Настало утро, убывающая луна стояла высоко в небе. Все стены были покрыты убитыми и умирающими; тех, кто способен держать оружие, там уже практически не осталось. Уцелевшие греки бросились домой, к своим семьям, в надежде спасти их от изнасилований и грабежей, которые уже начались. Венецианцы устремились к гавани, генуэзцы – в относительно безопасную Галату. В бухте оказалось на удивление спокойно: большинство турецких моряков уже сошли на берег, опасаясь, как бы сухопутная армия не обогнала их по части захваченных женщин и награбленного добра. Венецианский военачальник, не встретив никакого сопротивления, приказал морякам разрубить заградительный бон, после чего небольшая флотилия из 7 генуэзских судов и полудюжины византийских галер, до самых планширов заполненных беженцами, направилась в Мраморное море и беспрепятственно прошла через Геллеспонт.
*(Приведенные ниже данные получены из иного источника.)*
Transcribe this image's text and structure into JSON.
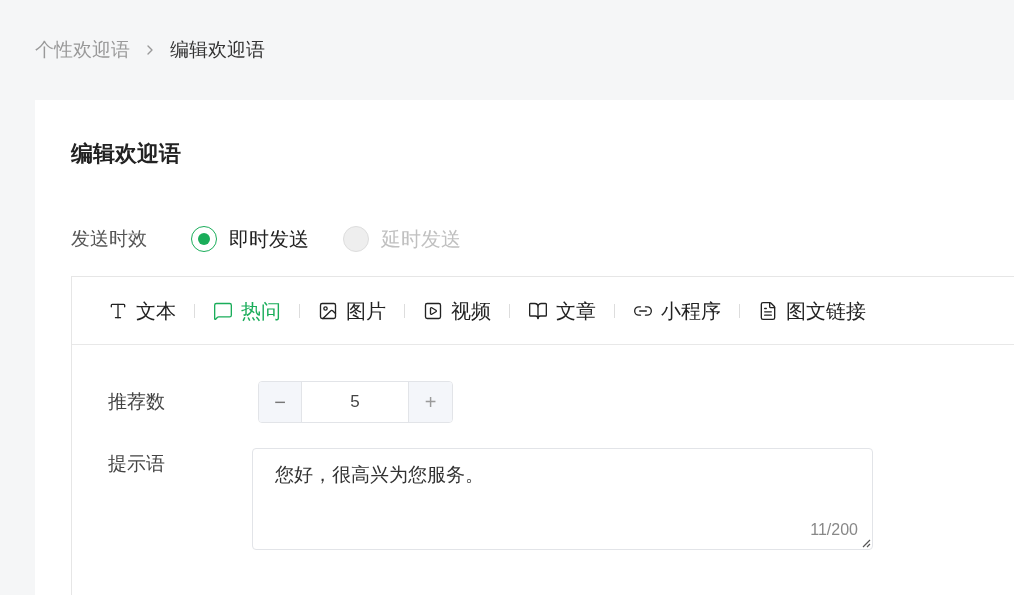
{
  "breadcrumb": [
    {
      "label": "个性欢迎语",
      "current": false
    },
    {
      "label": "编辑欢迎语",
      "current": true
    }
  ],
  "card": {
    "title": "编辑欢迎语"
  },
  "send_timing": {
    "label": "发送时效",
    "options": [
      {
        "label": "即时发送",
        "selected": true,
        "disabled": false
      },
      {
        "label": "延时发送",
        "selected": false,
        "disabled": true
      }
    ]
  },
  "editor": {
    "tabs": [
      {
        "kind": "text",
        "label": "文本",
        "selected": false
      },
      {
        "kind": "hotq",
        "label": "热问",
        "selected": true
      },
      {
        "kind": "image",
        "label": "图片",
        "selected": false
      },
      {
        "kind": "video",
        "label": "视频",
        "selected": false
      },
      {
        "kind": "article",
        "label": "文章",
        "selected": false
      },
      {
        "kind": "mini",
        "label": "小程序",
        "selected": false
      },
      {
        "kind": "link",
        "label": "图文链接",
        "selected": false
      }
    ],
    "count": {
      "label": "推荐数",
      "minus": "−",
      "value": "5",
      "plus": "+",
      "minus_disabled": false,
      "plus_disabled": true
    },
    "prompt": {
      "label": "提示语",
      "value": "您好，很高兴为您服务。",
      "counter": "11/200"
    }
  }
}
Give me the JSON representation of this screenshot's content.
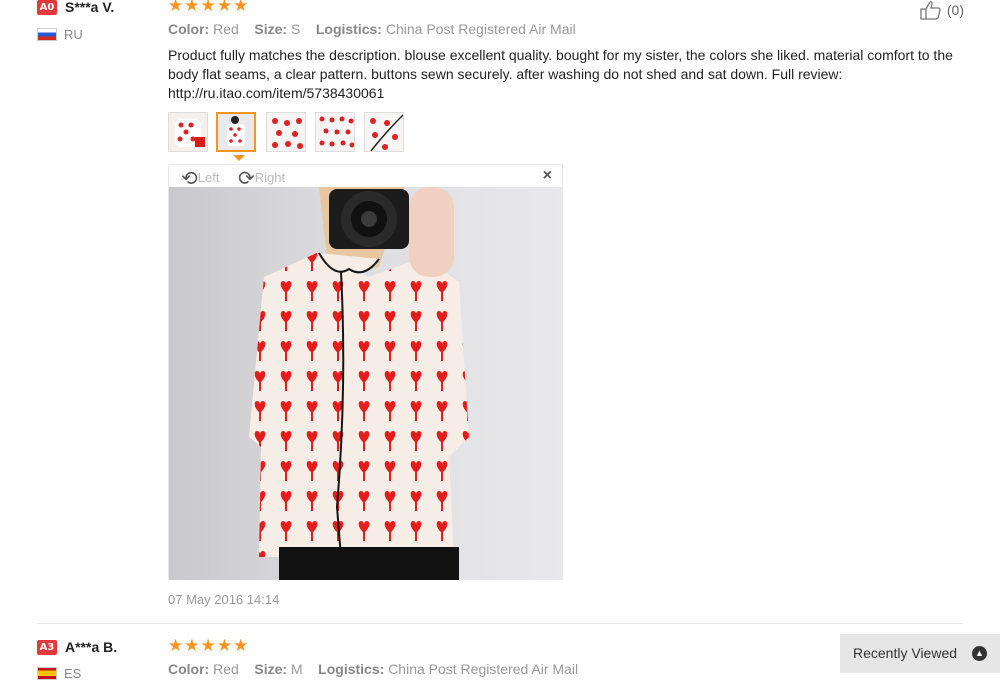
{
  "review1": {
    "level": "A0",
    "username": "S***a V.",
    "country": "RU",
    "rating": 5,
    "stars": "★★★★★",
    "color_label": "Color:",
    "color_value": "Red",
    "size_label": "Size:",
    "size_value": "S",
    "logistics_label": "Logistics:",
    "logistics_value": "China Post Registered Air Mail",
    "text": "Product fully matches the description. blouse excellent quality. bought for my sister, the colors she liked. material comfort to the body flat seams, a clear pattern. buttons sewn securely. after washing do not shed and sat down. Full review: http://ru.itao.com/item/5738430061",
    "likes": "(0)",
    "thumbnails": [
      "thumb-1",
      "thumb-2",
      "thumb-3",
      "thumb-4",
      "thumb-5"
    ],
    "viewer": {
      "rotate_left_label": "Left",
      "rotate_right_label": "Right",
      "close_label": "×"
    },
    "date": "07 May 2016 14:14"
  },
  "review2": {
    "level": "A3",
    "username": "A***a B.",
    "country": "ES",
    "rating": 5,
    "stars": "★★★★★",
    "color_label": "Color:",
    "color_value": "Red",
    "size_label": "Size:",
    "size_value": "M",
    "logistics_label": "Logistics:",
    "logistics_value": "China Post Registered Air Mail"
  },
  "recently_viewed": {
    "label": "Recently Viewed"
  },
  "colors": {
    "accent": "#f7931e",
    "badge": "#e4393c",
    "heart": "#e02020"
  }
}
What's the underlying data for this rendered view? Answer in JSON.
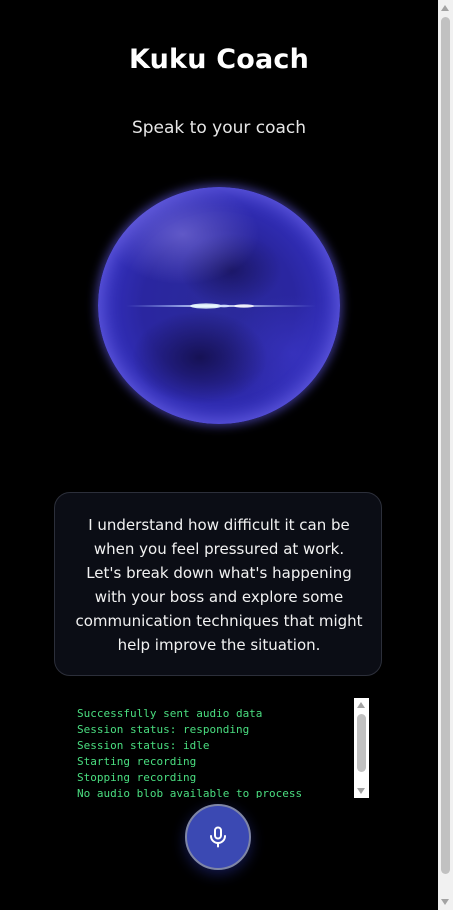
{
  "app": {
    "title": "Kuku Coach",
    "subtitle": "Speak to your coach"
  },
  "orb": {
    "icon": "voice-orb",
    "colors": {
      "core": "#2a26a0",
      "rim": "#5b57e8",
      "glow": "#6e64ff"
    }
  },
  "coach_message": {
    "text": "I understand how difficult it can be when you feel pressured at work. Let's break down what's happening with your boss and explore some communication techniques that might help improve the situation."
  },
  "log": {
    "lines": [
      "Successfully sent audio data",
      "Session status: responding",
      "Session status: idle",
      "Starting recording",
      "Stopping recording",
      "No audio blob available to process"
    ],
    "text_color": "#4ade80"
  },
  "mic_button": {
    "icon": "microphone-icon",
    "color": "#3b49b3"
  }
}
К полудню по улицам текли реки крови. Дома были разграблены, женщины и дети изнасилованы или посажены на кол, церкви разрушены, иконы вырваны из окладов, книги выдраны из корешков. От императорского дворца во Влахернах остался один пустой остов, самая чтимая имперская икона, Богоматери Одигитрии, была разрублена на четыре части и уничтожена.
Однако самые ужасные сцены разыгрались в соборе Св. Софии. Шла уже заутреня, когда прихожане услышали, как к церкви приближаются голоса турок. Немедленно были закрыты большие бронзовые ворота, но вскоре османам удалось вломиться в собор. Самых бедных и наименее привлекательных из прихожан зарезали на месте; остальных увели в турецкие лагеря – ожидать своей судьбы. Священники продолжали вести богослужение до той самой минуты, пока их не убили прямо в алтаре.
Султан Мехмед пообещал своим людям предоставить традиционные три дня на разграбление города, но не возникло никаких протестов, когда он остановил бесчинства вечером первого же дня. К тому времени уже мало чего осталось грабить – турецкие солдаты были всецело заняты дележом добычи и забавами с пленницами. В конце дня Мехмед, в сопровождении верховных министров, имамов и отряда янычар, медленно подъехал к собору Св. Софии. Спешившись у центрального входа, Мехмед зачерпнул в ладонь горсть земли и, демонстрируя жест покорности, посыпал ею свой тюрбан. После этого султан вошел в великий собор. Направляясь к алтарю, Мехмед остановил одного из солдат, который раскалывал мраморный пол. Дозволенный грабеж, сказал ему султан, не подразумевает разорение общественных зданий. По его указанию верховный имам взошел на кафедру и возвестил: нет Бога, кроме Аллаха, и Мухаммед пророк его. Султан коснулся своим тюрбаном пола – в молитвенном и благодарственном жесте. Собор Св. Софии отныне стал мечетью.
Покинув храм, Мехмед пересек площадь и подошел к старому, полуразрушенному дворцу императоров, заложенному Константином Великим одиннадцать с половиной столетий назад. Бродя по древним залам и поднимая своими туфлями пыль с мозаичного пола, выложенного галькой – образцы такой мозаики сохранились до наших дней, – высокообразованный султан, по утверждению источников, бормотал строки из поэмы «Шах-намэ» («Книга царей») персидского поэта Фирдоуси.
В двадцать один год султан Мехмед удовлетворил свои амбиции: Константинополь у его ног.
Эпилог
Известие о падении Константинополя было с ужасом воспринято во всем христианском мире. Истории о его обороне и взятии, рассказанные беженцами, превратились в настоящую легенду. Рассказчикам, конечно, доверяли, сомнение вызывало лишь одно – гибель императора Византии: сразу же стали циркулировать слухи, что ему удалось спастись. И все-таки подавляющее число источников – включая Сфрандзи, ближайшего друга Константина, с которым василевс, несомненно, продолжал бы поддерживать связь, если бы выжил, – со всей определенностью указывают на то, что император погиб во время сражения. Согласно одной из версий, турецкие солдаты опознали его тело по имперским орлам, изображение которых было вышито на ботинках василевса. В этом случае Мехмед не дозволил бы поместить тело императора в гробницу или даже в простую могилу – она, несомненно, стала бы местом паломничества византийцев, и Константина похоронили тайно. Но скорее всего его труп так и не был идентифицирован, и последнего императора Византии захоронили анонимно вместе с его товарищами по оружию в общей могиле.